Nada falha como o êxito, escreveu Kenneth Bulding, citado por Anatole Rapoport no prefácio à monumental obra Da Guerra, de Carl Von Clausewitts. São palavras sábias, que o vitorioso em política deve gravar na memória, para não se iludir e se deixar surpreender. Afinal, a vitória é apenas o primeiro passo em longa caminhada de quatro anos, cabendo-lhe estar prevenido para superar dificuldades, surpresas e traições.
Acredito que a derrota do Partido dos Trabalhadores (PT) é irreversível. Envelheceu. Permanece preso à década de 1980. Com Lula em idade avançada, não dispõe de quadros novos, jovens e robustos, em condições de o conduzirem na tarefa da reconstrução. Seu destino deve ser o mesmo do Partido da Social-Democracia Brasileira (PSDB), que, em gesto de desespero, lançou a candidatura de José Luís Datena, derrotado com ínfima porcentagem de votos, para voltar àquilo que melhor sabe fazer: programa policial de televisão.
Para encerrar, devo dizer que desacredito da artificial divisão dos partidos em esquerda e direita. O arco partidário não é estático.
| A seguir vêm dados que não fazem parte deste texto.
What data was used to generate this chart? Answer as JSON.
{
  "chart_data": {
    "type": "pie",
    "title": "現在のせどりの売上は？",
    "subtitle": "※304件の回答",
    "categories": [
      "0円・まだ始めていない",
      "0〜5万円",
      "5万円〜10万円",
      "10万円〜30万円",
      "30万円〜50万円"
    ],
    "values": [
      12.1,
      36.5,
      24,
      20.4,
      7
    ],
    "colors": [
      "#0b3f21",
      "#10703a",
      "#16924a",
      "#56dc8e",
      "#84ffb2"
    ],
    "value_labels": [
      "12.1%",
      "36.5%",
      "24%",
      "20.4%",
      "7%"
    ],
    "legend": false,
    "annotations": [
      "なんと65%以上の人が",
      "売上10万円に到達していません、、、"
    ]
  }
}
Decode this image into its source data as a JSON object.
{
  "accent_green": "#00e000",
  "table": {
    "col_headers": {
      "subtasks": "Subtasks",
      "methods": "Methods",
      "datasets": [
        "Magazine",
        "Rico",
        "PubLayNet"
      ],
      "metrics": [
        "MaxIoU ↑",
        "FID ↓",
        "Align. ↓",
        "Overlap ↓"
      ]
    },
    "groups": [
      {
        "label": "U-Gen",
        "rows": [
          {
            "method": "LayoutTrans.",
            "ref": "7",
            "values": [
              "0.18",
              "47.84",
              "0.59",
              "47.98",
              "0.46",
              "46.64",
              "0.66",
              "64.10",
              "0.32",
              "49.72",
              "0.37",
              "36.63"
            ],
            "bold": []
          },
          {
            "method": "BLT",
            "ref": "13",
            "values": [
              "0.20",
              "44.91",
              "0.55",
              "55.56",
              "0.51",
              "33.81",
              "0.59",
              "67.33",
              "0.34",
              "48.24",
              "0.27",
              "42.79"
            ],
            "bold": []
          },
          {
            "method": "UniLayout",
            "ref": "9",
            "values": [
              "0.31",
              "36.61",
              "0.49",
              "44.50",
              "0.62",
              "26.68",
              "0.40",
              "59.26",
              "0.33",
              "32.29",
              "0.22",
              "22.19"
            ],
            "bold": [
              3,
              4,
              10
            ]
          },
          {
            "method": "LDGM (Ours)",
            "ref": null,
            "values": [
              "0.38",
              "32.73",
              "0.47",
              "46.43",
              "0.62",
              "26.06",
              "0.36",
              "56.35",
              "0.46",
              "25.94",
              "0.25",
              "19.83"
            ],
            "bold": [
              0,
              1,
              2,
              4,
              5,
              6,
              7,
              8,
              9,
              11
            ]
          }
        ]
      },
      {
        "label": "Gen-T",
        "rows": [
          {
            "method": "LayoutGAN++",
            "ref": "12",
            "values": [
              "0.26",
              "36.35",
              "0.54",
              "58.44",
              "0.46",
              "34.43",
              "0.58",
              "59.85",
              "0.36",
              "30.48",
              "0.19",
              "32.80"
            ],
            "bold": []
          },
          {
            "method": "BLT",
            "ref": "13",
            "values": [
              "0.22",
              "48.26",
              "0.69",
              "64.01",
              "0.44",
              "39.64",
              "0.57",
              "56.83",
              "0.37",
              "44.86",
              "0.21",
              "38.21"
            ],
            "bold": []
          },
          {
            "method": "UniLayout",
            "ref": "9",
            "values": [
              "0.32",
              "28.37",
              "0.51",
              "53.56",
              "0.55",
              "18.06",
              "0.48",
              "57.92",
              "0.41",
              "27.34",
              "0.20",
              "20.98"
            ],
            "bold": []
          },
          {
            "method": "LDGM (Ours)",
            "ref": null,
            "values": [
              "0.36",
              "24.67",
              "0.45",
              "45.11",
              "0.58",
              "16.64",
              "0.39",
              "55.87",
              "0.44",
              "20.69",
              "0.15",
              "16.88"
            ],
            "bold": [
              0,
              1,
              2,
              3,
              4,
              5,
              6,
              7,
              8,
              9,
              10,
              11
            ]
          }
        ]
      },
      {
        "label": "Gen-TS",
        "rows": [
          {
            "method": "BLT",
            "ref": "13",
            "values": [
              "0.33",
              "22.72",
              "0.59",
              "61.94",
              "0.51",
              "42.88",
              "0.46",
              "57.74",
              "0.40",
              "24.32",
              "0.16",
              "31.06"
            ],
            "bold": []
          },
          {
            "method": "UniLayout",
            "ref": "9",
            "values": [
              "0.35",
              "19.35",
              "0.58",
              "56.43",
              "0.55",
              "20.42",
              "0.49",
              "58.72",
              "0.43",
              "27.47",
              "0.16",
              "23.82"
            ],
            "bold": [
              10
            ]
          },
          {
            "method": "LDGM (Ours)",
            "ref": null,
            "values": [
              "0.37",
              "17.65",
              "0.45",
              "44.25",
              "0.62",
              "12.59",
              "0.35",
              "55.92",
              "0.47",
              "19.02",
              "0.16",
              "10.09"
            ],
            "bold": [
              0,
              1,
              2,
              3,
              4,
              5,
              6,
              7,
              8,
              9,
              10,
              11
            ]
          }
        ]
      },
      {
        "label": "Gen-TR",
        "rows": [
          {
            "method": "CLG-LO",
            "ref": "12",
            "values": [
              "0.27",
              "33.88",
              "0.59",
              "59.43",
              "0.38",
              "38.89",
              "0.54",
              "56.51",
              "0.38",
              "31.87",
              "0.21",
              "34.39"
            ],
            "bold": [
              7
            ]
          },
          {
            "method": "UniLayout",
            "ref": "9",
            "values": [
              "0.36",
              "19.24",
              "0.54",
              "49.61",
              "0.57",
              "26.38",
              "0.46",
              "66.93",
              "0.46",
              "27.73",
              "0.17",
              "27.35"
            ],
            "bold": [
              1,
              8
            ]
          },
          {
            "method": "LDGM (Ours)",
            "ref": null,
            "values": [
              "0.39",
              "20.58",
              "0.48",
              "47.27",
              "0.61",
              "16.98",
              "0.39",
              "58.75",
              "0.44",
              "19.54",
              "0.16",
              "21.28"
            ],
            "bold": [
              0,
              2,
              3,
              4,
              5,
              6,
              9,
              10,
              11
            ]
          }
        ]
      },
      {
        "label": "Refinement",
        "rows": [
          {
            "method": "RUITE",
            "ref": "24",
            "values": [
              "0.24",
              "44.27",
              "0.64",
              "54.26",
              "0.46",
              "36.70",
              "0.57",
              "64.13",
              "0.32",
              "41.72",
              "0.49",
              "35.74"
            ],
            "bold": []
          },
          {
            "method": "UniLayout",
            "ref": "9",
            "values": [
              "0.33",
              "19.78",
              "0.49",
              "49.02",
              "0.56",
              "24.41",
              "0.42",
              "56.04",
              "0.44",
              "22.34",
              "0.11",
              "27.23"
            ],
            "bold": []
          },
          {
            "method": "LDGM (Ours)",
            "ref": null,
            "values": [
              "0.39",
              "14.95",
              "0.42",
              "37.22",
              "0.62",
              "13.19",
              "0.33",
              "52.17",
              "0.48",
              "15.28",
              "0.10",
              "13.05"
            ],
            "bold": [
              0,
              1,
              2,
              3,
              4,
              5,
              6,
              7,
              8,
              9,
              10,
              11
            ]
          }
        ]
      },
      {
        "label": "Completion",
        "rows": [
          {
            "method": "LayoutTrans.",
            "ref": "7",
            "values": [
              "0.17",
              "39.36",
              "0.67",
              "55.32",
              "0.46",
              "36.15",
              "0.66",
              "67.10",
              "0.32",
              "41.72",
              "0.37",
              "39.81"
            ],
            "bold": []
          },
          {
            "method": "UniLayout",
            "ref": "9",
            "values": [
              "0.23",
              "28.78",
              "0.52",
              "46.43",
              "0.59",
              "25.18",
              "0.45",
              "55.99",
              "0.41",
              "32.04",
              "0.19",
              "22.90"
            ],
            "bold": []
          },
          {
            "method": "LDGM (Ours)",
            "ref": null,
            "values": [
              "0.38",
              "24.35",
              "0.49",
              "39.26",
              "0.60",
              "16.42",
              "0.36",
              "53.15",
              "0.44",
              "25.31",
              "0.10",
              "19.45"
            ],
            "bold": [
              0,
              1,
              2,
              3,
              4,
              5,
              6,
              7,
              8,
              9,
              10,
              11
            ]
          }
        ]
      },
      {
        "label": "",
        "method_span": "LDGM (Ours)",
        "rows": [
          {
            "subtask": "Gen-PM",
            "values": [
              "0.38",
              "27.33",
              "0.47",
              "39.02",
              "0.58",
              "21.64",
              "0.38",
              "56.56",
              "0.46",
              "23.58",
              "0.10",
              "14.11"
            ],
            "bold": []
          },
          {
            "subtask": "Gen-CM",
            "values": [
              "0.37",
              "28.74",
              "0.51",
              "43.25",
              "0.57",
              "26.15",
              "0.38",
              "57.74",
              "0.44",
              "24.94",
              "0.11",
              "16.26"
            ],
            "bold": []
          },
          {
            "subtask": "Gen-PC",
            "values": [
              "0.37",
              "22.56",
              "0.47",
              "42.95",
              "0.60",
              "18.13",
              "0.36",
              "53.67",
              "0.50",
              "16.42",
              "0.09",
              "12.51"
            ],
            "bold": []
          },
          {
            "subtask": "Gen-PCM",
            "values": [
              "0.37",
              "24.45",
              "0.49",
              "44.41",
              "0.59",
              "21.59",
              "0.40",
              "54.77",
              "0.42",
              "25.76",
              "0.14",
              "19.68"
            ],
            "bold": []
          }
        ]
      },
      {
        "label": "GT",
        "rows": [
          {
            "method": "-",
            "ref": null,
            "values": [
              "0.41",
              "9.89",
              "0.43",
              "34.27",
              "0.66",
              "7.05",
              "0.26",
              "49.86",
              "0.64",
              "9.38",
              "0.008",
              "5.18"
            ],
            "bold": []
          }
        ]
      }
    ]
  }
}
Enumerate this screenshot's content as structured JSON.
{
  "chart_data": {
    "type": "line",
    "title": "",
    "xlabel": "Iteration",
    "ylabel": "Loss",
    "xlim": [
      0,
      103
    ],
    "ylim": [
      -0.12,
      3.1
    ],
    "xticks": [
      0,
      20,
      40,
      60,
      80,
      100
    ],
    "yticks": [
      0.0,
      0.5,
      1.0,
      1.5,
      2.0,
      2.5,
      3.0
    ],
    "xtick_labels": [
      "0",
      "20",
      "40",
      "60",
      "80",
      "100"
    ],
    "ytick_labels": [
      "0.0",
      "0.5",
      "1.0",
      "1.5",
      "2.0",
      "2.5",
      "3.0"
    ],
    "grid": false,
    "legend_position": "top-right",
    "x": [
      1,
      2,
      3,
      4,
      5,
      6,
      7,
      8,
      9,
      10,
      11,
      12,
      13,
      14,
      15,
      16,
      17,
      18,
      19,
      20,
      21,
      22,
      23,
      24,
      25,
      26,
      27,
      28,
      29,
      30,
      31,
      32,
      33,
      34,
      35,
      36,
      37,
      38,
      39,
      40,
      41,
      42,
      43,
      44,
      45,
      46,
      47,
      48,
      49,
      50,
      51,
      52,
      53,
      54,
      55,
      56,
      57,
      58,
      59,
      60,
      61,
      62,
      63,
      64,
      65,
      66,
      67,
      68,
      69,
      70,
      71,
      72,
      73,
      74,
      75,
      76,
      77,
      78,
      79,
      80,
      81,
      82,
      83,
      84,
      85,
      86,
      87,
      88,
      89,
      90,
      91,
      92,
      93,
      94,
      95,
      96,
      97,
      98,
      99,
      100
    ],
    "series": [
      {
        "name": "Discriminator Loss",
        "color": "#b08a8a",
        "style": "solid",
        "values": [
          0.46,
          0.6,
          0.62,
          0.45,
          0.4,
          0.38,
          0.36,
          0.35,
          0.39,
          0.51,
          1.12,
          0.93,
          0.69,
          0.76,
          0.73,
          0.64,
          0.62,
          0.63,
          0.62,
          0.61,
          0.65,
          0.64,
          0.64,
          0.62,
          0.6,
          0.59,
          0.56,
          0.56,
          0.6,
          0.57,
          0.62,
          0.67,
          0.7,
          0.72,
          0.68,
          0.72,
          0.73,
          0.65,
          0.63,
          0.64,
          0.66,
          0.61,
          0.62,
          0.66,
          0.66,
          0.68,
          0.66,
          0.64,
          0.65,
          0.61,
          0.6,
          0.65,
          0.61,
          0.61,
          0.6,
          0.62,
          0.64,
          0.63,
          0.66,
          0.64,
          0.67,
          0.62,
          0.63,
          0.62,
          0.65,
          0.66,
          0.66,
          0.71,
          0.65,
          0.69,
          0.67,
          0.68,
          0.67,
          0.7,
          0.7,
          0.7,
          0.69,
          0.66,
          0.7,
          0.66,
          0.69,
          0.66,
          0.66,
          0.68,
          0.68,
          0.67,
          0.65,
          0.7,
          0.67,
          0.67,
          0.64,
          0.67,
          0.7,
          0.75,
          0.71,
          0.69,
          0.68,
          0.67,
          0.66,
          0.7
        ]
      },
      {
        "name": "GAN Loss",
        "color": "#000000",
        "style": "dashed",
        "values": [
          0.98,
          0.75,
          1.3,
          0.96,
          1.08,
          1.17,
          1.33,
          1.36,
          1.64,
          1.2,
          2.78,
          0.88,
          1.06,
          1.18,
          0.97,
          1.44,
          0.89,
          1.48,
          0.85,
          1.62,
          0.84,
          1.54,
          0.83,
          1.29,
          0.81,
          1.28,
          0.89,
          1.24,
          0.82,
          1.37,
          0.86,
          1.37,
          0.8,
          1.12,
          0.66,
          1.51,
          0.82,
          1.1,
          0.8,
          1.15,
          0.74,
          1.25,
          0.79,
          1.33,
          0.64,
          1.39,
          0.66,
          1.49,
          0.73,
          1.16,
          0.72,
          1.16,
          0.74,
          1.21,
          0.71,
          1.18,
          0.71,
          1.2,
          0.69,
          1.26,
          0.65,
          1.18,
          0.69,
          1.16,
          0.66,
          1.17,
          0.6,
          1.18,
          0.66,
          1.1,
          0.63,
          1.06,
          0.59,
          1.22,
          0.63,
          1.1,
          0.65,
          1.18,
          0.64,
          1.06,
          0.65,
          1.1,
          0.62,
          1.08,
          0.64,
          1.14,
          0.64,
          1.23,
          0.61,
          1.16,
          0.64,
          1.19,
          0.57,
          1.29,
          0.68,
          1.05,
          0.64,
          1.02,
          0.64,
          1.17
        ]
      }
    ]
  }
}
Permanece, como pêndulo, em constante oscilação, na tentativa nem sempre bem-sucedida de acompanhar as variações sociais e da economia, hoje, mais do que nunca, sob a força irreversível da globalização e da informatização. Volto a Ortega Y Gasset, para quem “ser de esquerda é, como ser de direita, uma das infinitas maneiras que o homem pode escolher para ser imbecil”.
Almir Pazzianotto Pinto, advogado, foi Ministro do Trabalho e Ministro do Tribunal Superior do Trabalho (TST). OrbisNews, ed. jornalista Fausto Camunha, 29/10/2024.